In China, dem größten und umkämpftesten Smartphone-Markt, schrumpften die Auslieferungen im fünften Quartal in Folge um 4,3 Prozent auf rund 66 Millionen Geräte. Apple gehörte dort neben Huawei zu den einzigen Gewinnern: Die iPhone-Verkäufe legten um rund ein Viertel zu, der Marktanteil kletterte von 13,9 auf 18,1 Prozent. Der Grund liegt vor allem in der Preisstrategie. Während viele Wettbewerber wegen explodierender Speicherchip-Kosten die Preise anhoben, hielten Apple und Huawei ihre Preise stabil – ein Vorteil, der laut Marktforschern zögernde Käufer zum Zugreifen bewegte.

Die Speicherkrise selbst bleibt hartnäckig.
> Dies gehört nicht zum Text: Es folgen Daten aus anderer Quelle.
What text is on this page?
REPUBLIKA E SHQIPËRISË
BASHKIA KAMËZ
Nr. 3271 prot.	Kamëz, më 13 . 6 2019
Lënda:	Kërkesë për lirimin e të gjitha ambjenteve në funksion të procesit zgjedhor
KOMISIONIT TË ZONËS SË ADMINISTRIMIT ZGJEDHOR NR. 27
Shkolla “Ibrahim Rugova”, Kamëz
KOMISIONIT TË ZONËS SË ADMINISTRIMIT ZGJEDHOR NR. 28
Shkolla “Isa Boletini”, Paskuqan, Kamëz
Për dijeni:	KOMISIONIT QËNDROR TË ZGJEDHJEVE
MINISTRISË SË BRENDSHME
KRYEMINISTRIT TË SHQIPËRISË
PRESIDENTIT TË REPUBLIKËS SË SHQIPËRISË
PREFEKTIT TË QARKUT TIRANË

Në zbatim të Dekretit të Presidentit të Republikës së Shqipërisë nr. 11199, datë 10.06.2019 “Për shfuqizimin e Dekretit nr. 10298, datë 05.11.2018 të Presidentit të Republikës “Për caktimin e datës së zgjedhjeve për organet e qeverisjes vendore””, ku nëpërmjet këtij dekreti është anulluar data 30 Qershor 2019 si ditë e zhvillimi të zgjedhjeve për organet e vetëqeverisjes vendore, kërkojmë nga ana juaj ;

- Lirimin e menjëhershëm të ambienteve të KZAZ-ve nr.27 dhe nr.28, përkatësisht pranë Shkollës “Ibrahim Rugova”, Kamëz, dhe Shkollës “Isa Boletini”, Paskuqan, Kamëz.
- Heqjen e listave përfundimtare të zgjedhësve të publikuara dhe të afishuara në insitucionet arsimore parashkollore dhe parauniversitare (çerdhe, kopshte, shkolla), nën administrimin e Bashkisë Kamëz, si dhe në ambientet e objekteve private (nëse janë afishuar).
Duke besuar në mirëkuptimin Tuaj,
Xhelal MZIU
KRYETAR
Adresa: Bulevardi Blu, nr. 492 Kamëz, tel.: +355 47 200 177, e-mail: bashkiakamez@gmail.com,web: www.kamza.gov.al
DRAM- und NAND-Preise sind binnen eines Jahres um teils 300 Prozent gestiegen, weil Speicherhersteller ihre Kapazitäten zunehmend auf margenstärkere KI-Server verlagern. Branchenbeobachter erwarten frühestens 2028 eine spürbare Entspannung.
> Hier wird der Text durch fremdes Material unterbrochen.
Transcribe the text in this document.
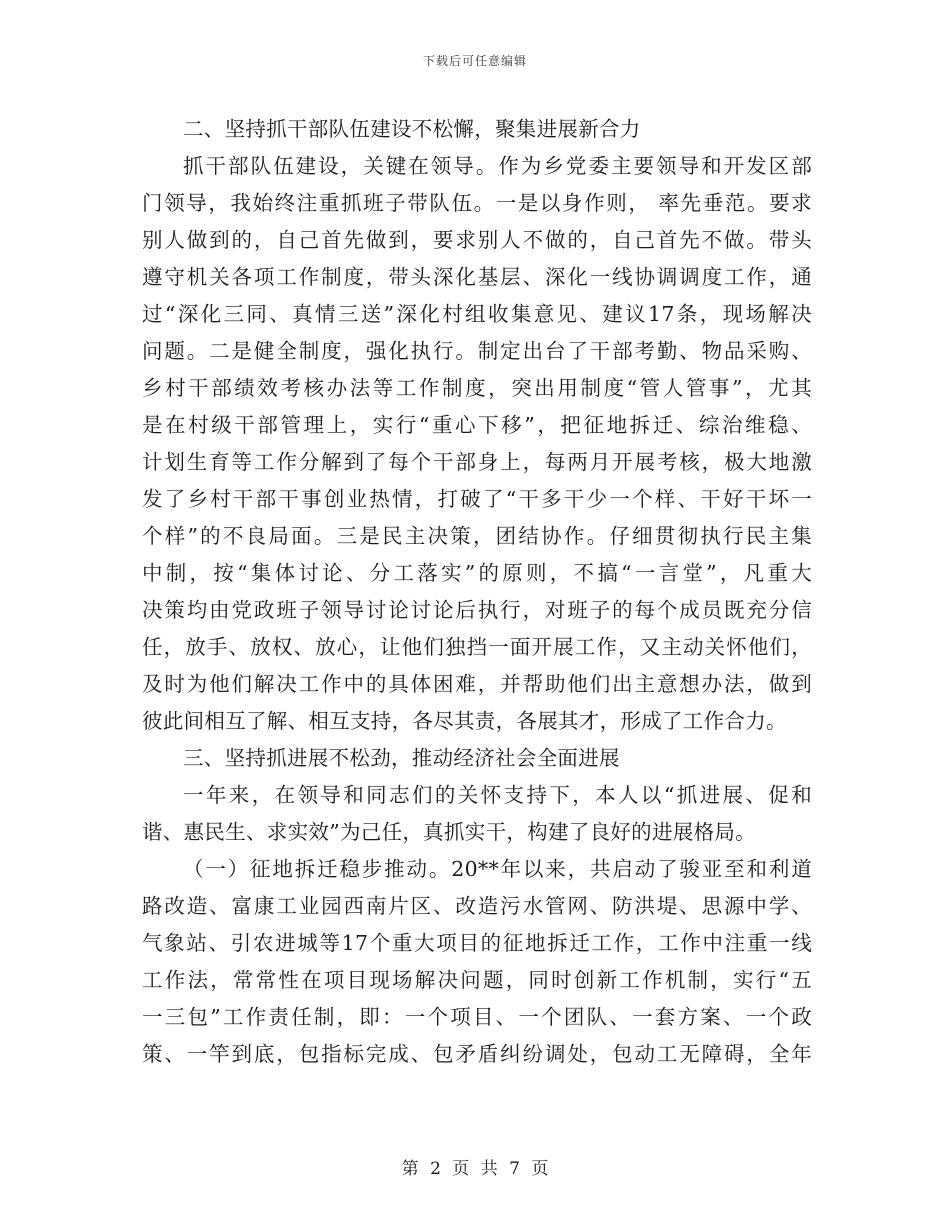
下载后可任意编辑
二、坚持抓干部队伍建设不松懈，聚集进展新合力
抓干部队伍建设，关键在领导。作为乡党委主要领导和开发区部
门领导，我始终注重抓班子带队伍。一是以身作则， 率先垂范。要求
别人做到的，自己首先做到，要求别人不做的，自己首先不做。带头
遵守机关各项工作制度，带头深化基层、深化一线协调调度工作，通
过“深化三同、真情三送”深化村组收集意见、建议17条，现场解决
问题。二是健全制度，强化执行。制定出台了干部考勤、物品采购、
乡村干部绩效考核办法等工作制度，突出用制度“管人管事”，尤其
是在村级干部管理上，实行“重心下移”，把征地拆迁、综治维稳、
计划生育等工作分解到了每个干部身上，每两月开展考核，极大地激
发了乡村干部干事创业热情，打破了“干多干少一个样、干好干坏一
个样”的不良局面。三是民主决策，团结协作。仔细贯彻执行民主集
中制，按“集体讨论、分工落实”的原则，不搞“一言堂”，凡重大
决策均由党政班子领导讨论讨论后执行，对班子的每个成员既充分信
任，放手、放权、放心，让他们独挡一面开展工作，又主动关怀他们，
及时为他们解决工作中的具体困难，并帮助他们出主意想办法，做到
彼此间相互了解、相互支持，各尽其责，各展其才，形成了工作合力。
三、坚持抓进展不松劲，推动经济社会全面进展
一年来，在领导和同志们的关怀支持下，本人以“抓进展、促和
谐、惠民生、求实效”为己任，真抓实干，构建了良好的进展格局。
（一）征地拆迁稳步推动。20**年以来，共启动了骏亚至和利道
路改造、富康工业园西南片区、改造污水管网、防洪堤、思源中学、
气象站、引农进城等17个重大项目的征地拆迁工作，工作中注重一线
工作法，常常性在项目现场解决问题，同时创新工作机制，实行“五
一三包”工作责任制，即：一个项目、一个团队、一套方案、一个政
策、一竿到底，包指标完成、包矛盾纠纷调处，包动工无障碍，全年
第 2 页 共 7 页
Bewertung sorgt für Diskussionen

Der Erfolg im Absatzgeschäft schlägt sich nicht eins zu eins im Analystenbild nieder. Evercore ISI bestätigte nach der jüngsten Klage gegen OpenAI seine Kaufempfehlung mit einem Kursziel von 365 Dollar, Monness Crespi Hardt sieht die Aktie bei 335 Dollar als Kauf. KeyBanc dagegen stufte Apple wegen sinkender iPhone-Produktionszahlen und veränderter Subventionsmodelle auf Untergewichten herab, mit einem Kursziel von nur 250 Dollar. Die Spanne zeigt: Der Markt ist sich über Apples nächste Phase alles andere als einig.

Für zusätzlichen Gesprächsstoff sorgt die Klage gegen OpenAI. Apple wirft dem Unternehmen, der Tochterfirma io Products und zwei ehemaligen Apple-Mitarbeitern den Missbrauch von Geschäftsgeheimnissen vor – darunter der frühere Apple-Produktdesign-Chef Tang Tan, der inzwischen als Chief Hardware Officer bei OpenAI arbeitet. Mehr als 400 frühere Apple-Angestellte sollen inzwischen für OpenAI tätig sein, das laut Berichten noch in diesem Jahr sein erstes Hardware-Produkt vorstellen will.

Parallel dazu treibt Apple seine KI-Strategie fürs iPhone voran. Das Unternehmen befindet sich in frühen Gesprächen mit dem Caltech-Spinoff PrismML, das große Sprachmodelle so verkleinert, dass sie direkt auf dem Smartphone laufen sollen – ein möglicher Baustein für die überarbeitete Siri, deren öffentliche Beta unter iOS 27 gerade gestartet ist.

Am 30. Juli legt Apple die Zahlen zum dritten Fiskalquartal 2026 vor. Es wird die letzte Bilanzvorlage von Tim Cook als CEO sein, bevor John Ternus die Führung übernimmt – ein Termin, der zeigen dürfte, ob sich der Marktanteilsgewinn auch in den Margen niederschlägt.